My yogurt has separated in the fridge!
This is normal, especially if you dug a hole in your yogurt with a spoon. You can tip off the excess liquid into a cup and use it for making soup, toss the extra whey, or simply mix it back into the yogurt. Your choice. Oh, and you could probably just ignore it too. If your yogurt has completely separated, and looks like curdled milk, then you don't really have any choice but to strain the liquid off and get yogurt cheese as a result. You might also want to check that it's actually yogurt that you made, since this shouldn't happen under any normal circumstances, so try sterilizing your gear with boiling water.
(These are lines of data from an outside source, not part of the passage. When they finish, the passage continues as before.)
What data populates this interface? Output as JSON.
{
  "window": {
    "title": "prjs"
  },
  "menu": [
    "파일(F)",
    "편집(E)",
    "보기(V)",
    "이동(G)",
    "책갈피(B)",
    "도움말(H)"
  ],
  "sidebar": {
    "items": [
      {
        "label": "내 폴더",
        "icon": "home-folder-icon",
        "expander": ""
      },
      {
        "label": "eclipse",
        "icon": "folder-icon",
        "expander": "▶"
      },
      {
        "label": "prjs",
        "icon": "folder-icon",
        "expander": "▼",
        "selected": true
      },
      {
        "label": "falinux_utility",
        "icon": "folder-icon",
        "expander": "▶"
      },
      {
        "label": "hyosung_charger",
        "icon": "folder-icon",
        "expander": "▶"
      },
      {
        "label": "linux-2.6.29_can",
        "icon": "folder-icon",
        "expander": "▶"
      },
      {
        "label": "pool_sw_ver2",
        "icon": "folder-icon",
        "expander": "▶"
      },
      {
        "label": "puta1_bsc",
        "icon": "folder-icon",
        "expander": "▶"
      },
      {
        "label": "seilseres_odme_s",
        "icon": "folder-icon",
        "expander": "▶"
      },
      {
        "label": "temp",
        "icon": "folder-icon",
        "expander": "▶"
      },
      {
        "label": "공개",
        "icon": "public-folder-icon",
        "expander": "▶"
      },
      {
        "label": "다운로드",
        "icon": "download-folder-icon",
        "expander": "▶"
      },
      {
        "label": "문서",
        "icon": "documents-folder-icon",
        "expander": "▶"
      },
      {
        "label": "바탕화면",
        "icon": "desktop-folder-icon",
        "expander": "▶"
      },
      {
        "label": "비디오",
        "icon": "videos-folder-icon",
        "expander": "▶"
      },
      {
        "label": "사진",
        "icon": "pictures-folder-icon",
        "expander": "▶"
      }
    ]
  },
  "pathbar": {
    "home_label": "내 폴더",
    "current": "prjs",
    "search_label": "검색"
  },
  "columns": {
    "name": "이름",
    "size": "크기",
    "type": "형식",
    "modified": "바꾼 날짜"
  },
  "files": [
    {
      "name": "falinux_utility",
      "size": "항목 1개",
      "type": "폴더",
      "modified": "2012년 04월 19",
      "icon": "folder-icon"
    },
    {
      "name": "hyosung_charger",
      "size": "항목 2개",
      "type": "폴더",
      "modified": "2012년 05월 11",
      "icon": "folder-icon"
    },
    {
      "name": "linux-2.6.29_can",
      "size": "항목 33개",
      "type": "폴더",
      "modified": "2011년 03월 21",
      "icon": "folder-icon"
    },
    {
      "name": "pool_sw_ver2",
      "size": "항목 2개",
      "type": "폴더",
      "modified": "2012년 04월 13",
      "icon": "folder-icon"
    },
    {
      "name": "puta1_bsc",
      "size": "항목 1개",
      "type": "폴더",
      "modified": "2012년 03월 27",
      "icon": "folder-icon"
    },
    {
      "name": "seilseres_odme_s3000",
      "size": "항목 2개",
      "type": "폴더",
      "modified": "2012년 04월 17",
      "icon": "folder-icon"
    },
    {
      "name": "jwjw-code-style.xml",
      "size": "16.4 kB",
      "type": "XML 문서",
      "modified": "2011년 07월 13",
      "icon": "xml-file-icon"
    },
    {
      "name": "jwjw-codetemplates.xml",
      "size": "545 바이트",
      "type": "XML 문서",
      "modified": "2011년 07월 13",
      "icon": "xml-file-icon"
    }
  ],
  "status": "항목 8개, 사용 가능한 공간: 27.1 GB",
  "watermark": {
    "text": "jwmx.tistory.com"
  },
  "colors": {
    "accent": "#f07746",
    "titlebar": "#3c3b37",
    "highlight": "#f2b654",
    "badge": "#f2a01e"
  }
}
My yogurt has curdled or is lumpy!
I had this one happen to me recently. If you're using a water bath as specified above, try decreasing the temperature down to about 42°C (110°F) or using less water in the bath, and see if it helps. If not, you could try decreasing the temperature lower, but I'm not sure if that would really help unless the ambient room temperature is really high. If the ambient room temperature is above body temperature (37.5°C or 98.5°F) then you probably don't need the water bath or cooler at all.
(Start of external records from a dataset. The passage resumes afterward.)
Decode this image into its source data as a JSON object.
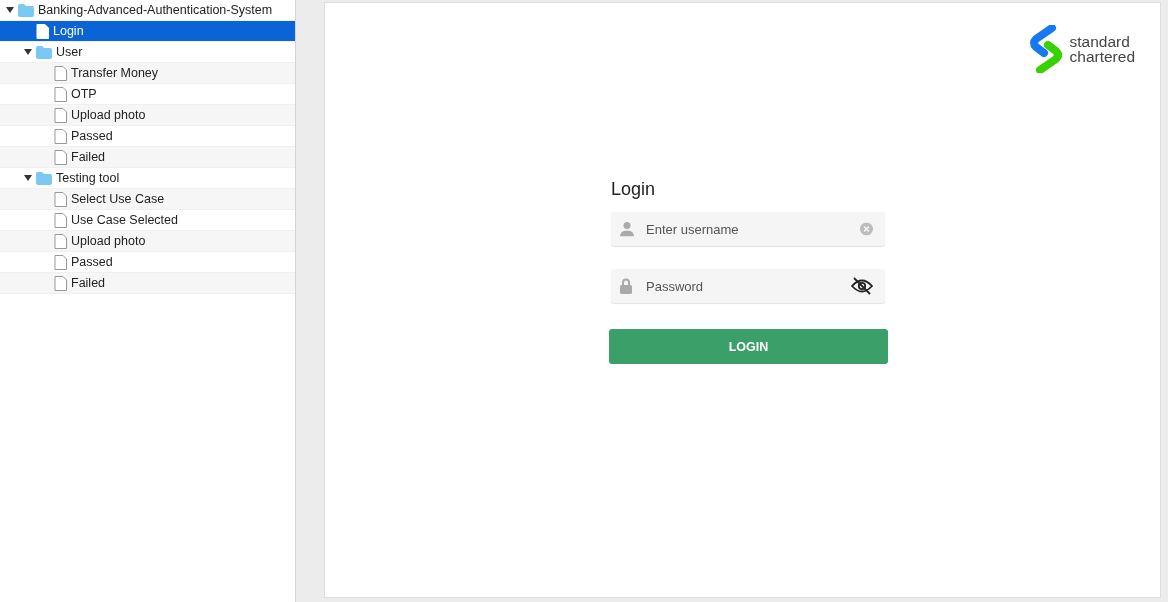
{
  "sidebar": {
    "tree": [
      {
        "label": "Banking-Advanced-Authentication-System",
        "kind": "folder",
        "expanded": true,
        "selected": false,
        "children": [
          {
            "label": "Login",
            "kind": "file",
            "selected": true
          },
          {
            "label": "User",
            "kind": "folder",
            "expanded": true,
            "selected": false,
            "children": [
              {
                "label": "Transfer Money",
                "kind": "file",
                "selected": false
              },
              {
                "label": "OTP",
                "kind": "file",
                "selected": false
              },
              {
                "label": "Upload photo",
                "kind": "file",
                "selected": false
              },
              {
                "label": "Passed",
                "kind": "file",
                "selected": false
              },
              {
                "label": "Failed",
                "kind": "file",
                "selected": false
              }
            ]
          },
          {
            "label": "Testing tool",
            "kind": "folder",
            "expanded": true,
            "selected": false,
            "children": [
              {
                "label": "Select Use Case",
                "kind": "file",
                "selected": false
              },
              {
                "label": "Use Case Selected",
                "kind": "file",
                "selected": false
              },
              {
                "label": "Upload photo",
                "kind": "file",
                "selected": false
              },
              {
                "label": "Passed",
                "kind": "file",
                "selected": false
              },
              {
                "label": "Failed",
                "kind": "file",
                "selected": false
              }
            ]
          }
        ]
      }
    ]
  },
  "artboard": {
    "logo": {
      "lines": [
        "standard",
        "chartered"
      ]
    },
    "login": {
      "title": "Login",
      "username": {
        "placeholder": "Enter username"
      },
      "password": {
        "placeholder": "Password"
      },
      "button": "LOGIN"
    }
  }
}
That's all, folks! If you have any queries, or run into any problems, feel free to leave a comment and I'll get back to you as soon as I can!


beechtree said...

Thanks. This is one of the best, most detailed yogurt trouble-shooting pages I've seen. Most don't mention ultra pasturized as a non-scaldimg option or the various virtues of different bacteria strains. I thought the ropyness came from not heating enough, though i'm interested to hear that there are two purposes to the scalding. I thought the bacteria did all the protien changing work.

[Demiurge] said...

No problem. I'm actually a bit behind on updates here, been busy. I have found some sites that state that UHT milk shouldn't be used for making yogurt, but so far I've had no trouble with the stuff. As for ropey yogurt, that also took me quite a while to figure out (In my particular case, it was actually that the manufacturer of the yogurt starter packs were using freeze-dried milk powder. Blech.). In most cases, though, the ropeyness is caused by not scalding the milk enough prior to use, since it's needed to denature the proteins into different forms. I don't know if overheating the milk does anything to the yogurt, since I've never really encountered the problem, but as far as I can tell it should be fine.